Zhang Jian, Gao Bo, Chai Haiting, Ma Zhiqiang, Yang Guifu
School of Computer Science and Information Technology, Northeast Normal University, Changchun, 130117, People's Republic of China.
Office of Informatization Management and Planning, Northeast Normal University, Changchun, 130117, People's Republic of China.
BMC Bioinformatics. 2016 Aug 26;17(1):323. doi: 10.1186/s12859-016-1201-8.
DNA-binding proteins (DBPs) play fundamental roles in many biological processes. Therefore, the developing of effective computational tools for identifying DBPs is becoming highly desirable.
In this study, we proposed an accurate method for the prediction of DBPs. Firstly, we focused on the challenge of improving DBP prediction accuracy with information solely from the sequence. Secondly, we used multiple informative features to encode the protein. These features included evolutionary conservation profile, secondary structure motifs, and physicochemical properties. Thirdly, we introduced a novel improved Binary Firefly Algorithm (BFA) to remove redundant or noisy features as well as select optimal parameters for the classifier. The experimental results of our predictor on two benchmark datasets outperformed many state-of-the-art predictors, which revealed the effectiveness of our method. The promising prediction performance on a new-compiled independent testing dataset from PDB and a large-scale dataset from UniProt proved the good generalization ability of our method. In addition, the BFA forged in this research would be of great potential in practical applications in optimization fields, especially in feature selection problems.

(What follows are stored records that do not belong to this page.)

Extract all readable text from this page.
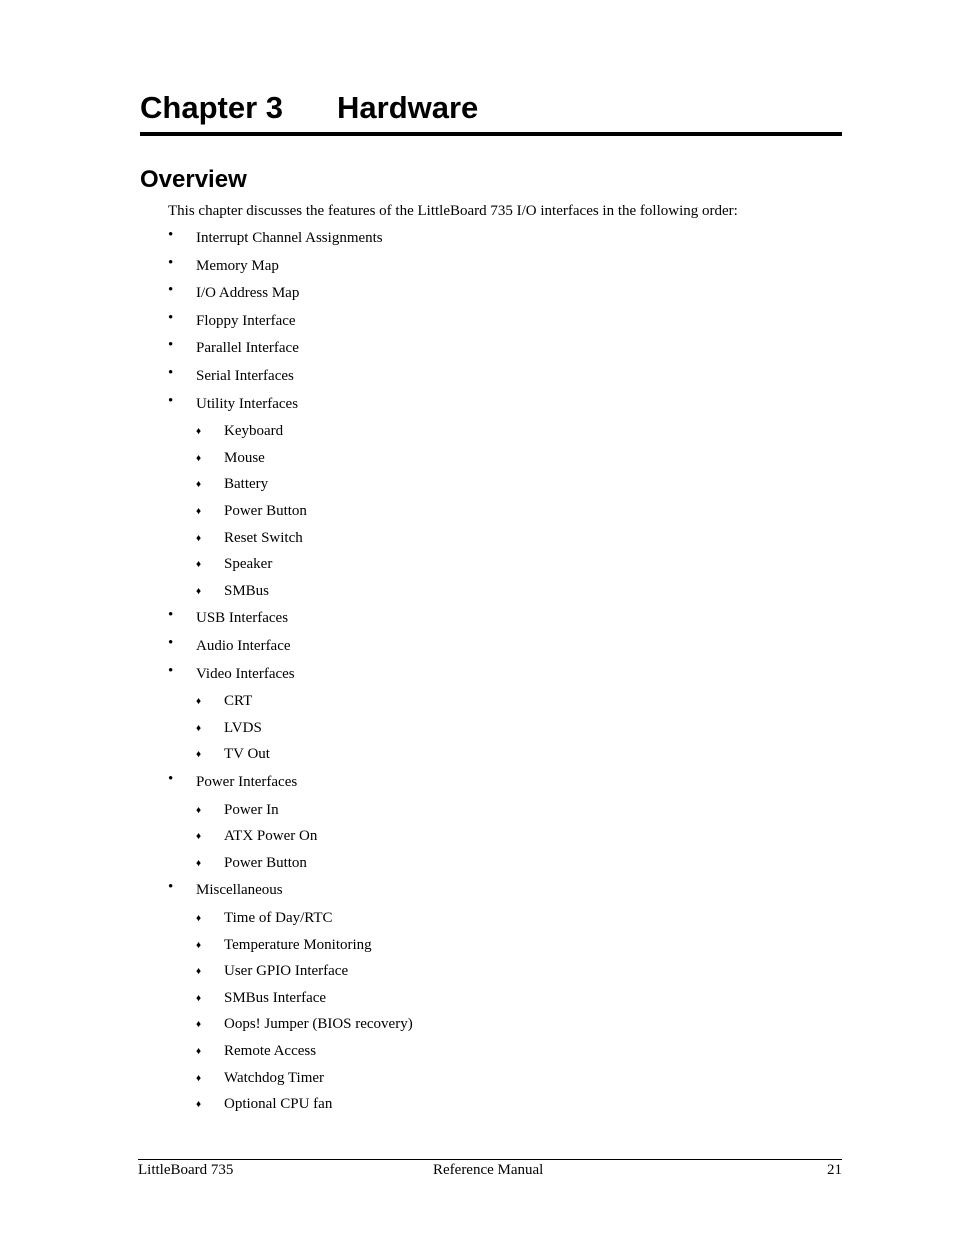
Chapter 3 Hardware
Overview

This chapter discusses the features of the LittleBoard 735 I/O interfaces in the following order:

•	Interrupt Channel Assignments
•	Memory Map
•	I/O Address Map
•	Floppy Interface
•	Parallel Interface
•	Serial Interfaces
•	Utility Interfaces
♦	Keyboard
♦	Mouse
♦	Battery
♦	Power Button
♦	Reset Switch
♦	Speaker
♦	SMBus
•	USB Interfaces
•	Audio Interface
•	Video Interfaces
♦	CRT
♦	LVDS
♦	TV Out
•	Power Interfaces
♦	Power In
♦	ATX Power On
♦	Power Button
•	Miscellaneous
♦	Time of Day/RTC
♦	Temperature Monitoring
♦	User GPIO Interface
♦	SMBus Interface
♦	Oops! Jumper (BIOS recovery)
♦	Remote Access
♦	Watchdog Timer
♦	Optional CPU fan
LittleBoard 735	Reference Manual	21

A highly accurate method was proposed for the identification of DBPs. A user-friendly web-server named iDbP (identification of DNA-binding Proteins) was constructed and provided for academic use.
DNA结合蛋白(DBP)在许多生物学过程中发挥着重要作用。因此,开发有效的计算工具来识别DBP变得非常必要。
在本研究中,我们提出了一种预测DBP的准确方法。首先,我们关注仅利用序列信息提高DBP预测准确性的挑战。其次,我们使用多种信息特征对蛋白质进行编码。这些特征包括进化保守谱、二级结构基序和理化性质。第三,我们引入了一种新颖的改进型二进制萤火虫算法(BFA)来去除冗余或噪声特征,并为分类器选择最优参数。我们的预测器在两个基准数据集上的实验结果优于许多现有先进预测器,这表明了我们方法的有效性。在一个新编译的来自PDB的独立测试数据集和一个来自UniProt的大规模数据集上的良好预测性能证明了我们方法具有良好的泛化能力。此外,本研究中构建的BFA在优化领域的实际应用中,特别是在特征选择问题上具有巨大潜力。
我们提出了一种用于识别DBP的高精度方法。构建了一个名为iDbP(DNA结合蛋白识别)的用户友好型网络服务器,供学术使用。